- Born: Namita Mehta 21 March 1977 (age 49) Pune, Maharashtra, India
- Education: Fuqua School of Business, Brihan Maharashtra College of Commerce
- Occupations: Businessperson; Entrepreneur; angel investor;
- Years active: 1996–present
- Organization: Emcure Pharmaceuticals
- Television: Shark Tank India (2021–present)
- Spouse: Vikas Thapar ​(m. 2003)​
- Children: Vir Thapar Jai Thapar
- Parents: Satish Mehta (father); Bhavana Mehta (mother);
- Relatives: Samit Mehta (brother);

= Namita Thapar =

Indian entrepreneur (born 1977)

Namita Thapar (née Mehta; born 21 March 1977) is an Indian entrepreneur, business executive, and angel investor. She is the Executive director of Emcure Pharmaceuticals. She has also been an investor in Shark Tank India investing in over 100 companies. She is also the founder of Thapar Entrepreneur Academy.

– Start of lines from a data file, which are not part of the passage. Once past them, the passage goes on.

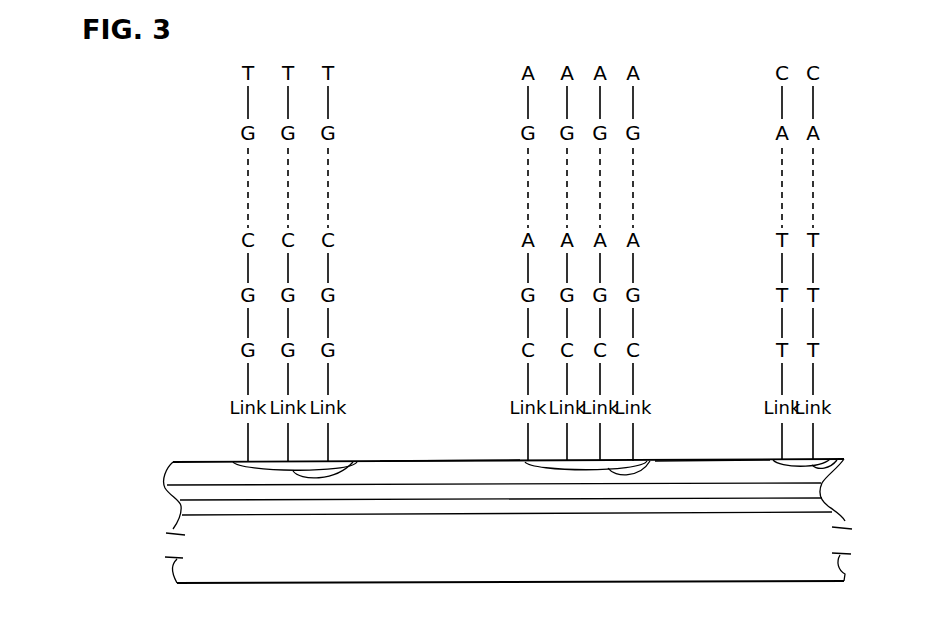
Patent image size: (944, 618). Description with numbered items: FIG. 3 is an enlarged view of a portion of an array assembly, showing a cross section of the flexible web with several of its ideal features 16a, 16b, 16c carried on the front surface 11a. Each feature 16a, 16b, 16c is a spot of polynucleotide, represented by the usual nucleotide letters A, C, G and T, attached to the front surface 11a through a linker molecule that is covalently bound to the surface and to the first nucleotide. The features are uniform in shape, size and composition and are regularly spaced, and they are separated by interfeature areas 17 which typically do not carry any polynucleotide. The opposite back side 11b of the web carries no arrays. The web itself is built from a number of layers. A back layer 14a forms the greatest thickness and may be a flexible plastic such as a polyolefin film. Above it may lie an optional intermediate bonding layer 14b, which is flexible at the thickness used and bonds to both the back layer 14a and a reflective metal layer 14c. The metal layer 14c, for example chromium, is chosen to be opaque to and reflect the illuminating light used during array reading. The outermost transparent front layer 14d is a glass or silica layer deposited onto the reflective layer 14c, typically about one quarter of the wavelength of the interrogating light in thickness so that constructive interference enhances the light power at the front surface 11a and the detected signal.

The front surface 11a is at (202, 462).
The back side 11b is at (193, 590).
The back layer 14a is at (230, 557).
The bonding layer 14b is at (195, 512).
The reflective metal layer 14c is at (190, 493).
The transparent front layer 14d is at (167, 465).
The feature 16a is at (353, 462).
The feature 16b is at (650, 461).
The feature 16c is at (836, 458).
The interfeature area 17 is at (455, 460).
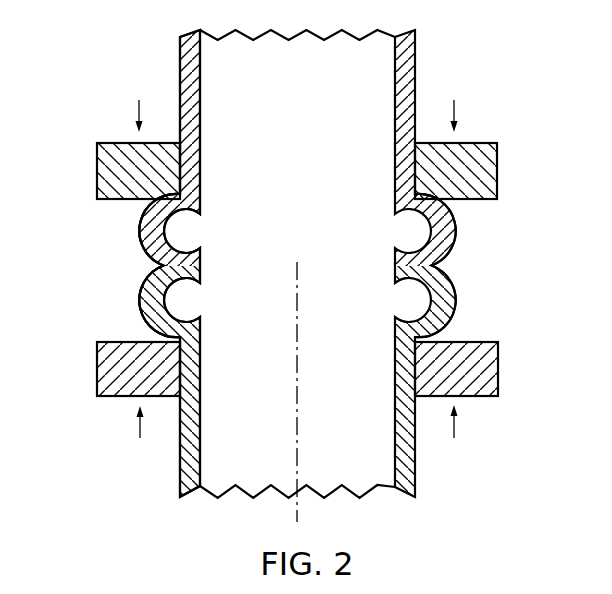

==Early life and education==
Namita is the daughter of businessman Satish Ramanlal Mehta. She completed her MBA from Duke University's Fuqua School of Business in 2001 and is a Chartered Accountant from ICAI.

== Career ==
After completing her MBA, she ventured to the US, to take the role of Business Finance head at Guidant Corporation. Later, she relocated to India, where she took the role of CFO at Emcure Pharmaceuticals.

==Television==
Thapar has been an angel investor "Shark" on the Sony Entertainment Television's reality program Shark Tank India in seasons 1, 2, 3, 4 and 5

==Personal life==
She is married to Vikas Thapar, and they have two sons, Jai and Vir.

==Awards==
- In 2018, she won Economic Times ‘40 under Forty’ Award.